Evolutionary analysis reveals repeated diversification events in immune metabolic pathways

The human immune system is a complex, multifunctional network essential for host defense, tumor surveillance, and tissue repair. While conventionally divided into rapid-response innate immunity and antigen-specific adaptive immunity with memory, both modules operate synergistically through dynamic metabolic interactions that fuel immune responses. Although host-pathogen coevolution is recognized as a major evolutionary driver, the establishment scenario of immune metabolic pathways remains poorly characterized. Crucially, a systematic understanding of how the emergence of vertebrate malignancy can influence immune adaptations is needed. We analyzed 1,063 genes from 21 KEGG Pathway immune metabolic pathways and 1,124 cancer-associated genes from OncoKB/COSMIC. Evolutionary rooting was performed using the R package GeneBridge, inferring the most probable origins for each Cluster of Orthologous Genes (COG) across a 476-species eukaryotic phylogeny.
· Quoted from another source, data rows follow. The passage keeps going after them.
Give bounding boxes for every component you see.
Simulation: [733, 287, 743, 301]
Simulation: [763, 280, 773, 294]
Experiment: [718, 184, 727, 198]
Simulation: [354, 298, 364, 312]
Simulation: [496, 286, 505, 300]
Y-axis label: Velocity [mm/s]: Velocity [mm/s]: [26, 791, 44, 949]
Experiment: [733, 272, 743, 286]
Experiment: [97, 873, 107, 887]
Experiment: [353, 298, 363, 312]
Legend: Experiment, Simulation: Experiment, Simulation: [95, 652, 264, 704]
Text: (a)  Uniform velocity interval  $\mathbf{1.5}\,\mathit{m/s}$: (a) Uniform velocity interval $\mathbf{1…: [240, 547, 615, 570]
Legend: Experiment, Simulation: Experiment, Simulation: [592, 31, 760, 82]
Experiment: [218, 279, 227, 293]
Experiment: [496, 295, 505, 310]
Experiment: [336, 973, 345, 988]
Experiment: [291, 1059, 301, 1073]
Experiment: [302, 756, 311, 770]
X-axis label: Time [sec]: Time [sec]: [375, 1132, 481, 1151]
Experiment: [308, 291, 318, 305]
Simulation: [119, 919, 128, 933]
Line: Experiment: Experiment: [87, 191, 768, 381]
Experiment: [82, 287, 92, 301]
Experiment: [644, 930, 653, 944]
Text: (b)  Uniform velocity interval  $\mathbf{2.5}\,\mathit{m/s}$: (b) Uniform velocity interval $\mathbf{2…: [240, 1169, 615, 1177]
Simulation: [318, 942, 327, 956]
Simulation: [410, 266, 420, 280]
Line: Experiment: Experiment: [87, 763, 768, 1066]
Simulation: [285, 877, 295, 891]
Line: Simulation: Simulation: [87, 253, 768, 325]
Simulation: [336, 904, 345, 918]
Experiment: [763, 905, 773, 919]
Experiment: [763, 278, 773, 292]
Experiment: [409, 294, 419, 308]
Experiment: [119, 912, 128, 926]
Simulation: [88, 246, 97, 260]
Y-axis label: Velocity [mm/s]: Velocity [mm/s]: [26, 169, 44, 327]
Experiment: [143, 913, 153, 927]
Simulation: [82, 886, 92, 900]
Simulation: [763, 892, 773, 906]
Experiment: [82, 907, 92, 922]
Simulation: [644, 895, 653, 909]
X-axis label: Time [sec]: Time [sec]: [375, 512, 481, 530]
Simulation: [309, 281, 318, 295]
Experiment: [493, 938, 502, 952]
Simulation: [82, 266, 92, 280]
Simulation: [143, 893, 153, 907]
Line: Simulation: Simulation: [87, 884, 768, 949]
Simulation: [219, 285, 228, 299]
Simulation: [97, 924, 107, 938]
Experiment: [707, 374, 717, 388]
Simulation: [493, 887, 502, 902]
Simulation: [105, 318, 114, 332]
Four clades showed significant immune orthologous groups (OGs) emergence: Metamonada, SAR, Choanoflagellata, and Actinopterygii. While cancer OGs diversified primarily during multicellular organism origins, immune OGs exhibited multiple diversification peaks, most prominently during jawed vertebrate emergence. Our findings demonstrate that human immune metabolic pathways underwent recurrent adaptive events during evolution, with marked complexity escalation in jawed vertebrates. We propose that malignant neoplasm emergence, coupled with epithelial-immune coevolution, served as complementary selective pressure driving progressive refinement of vertebrate immune mechanisms.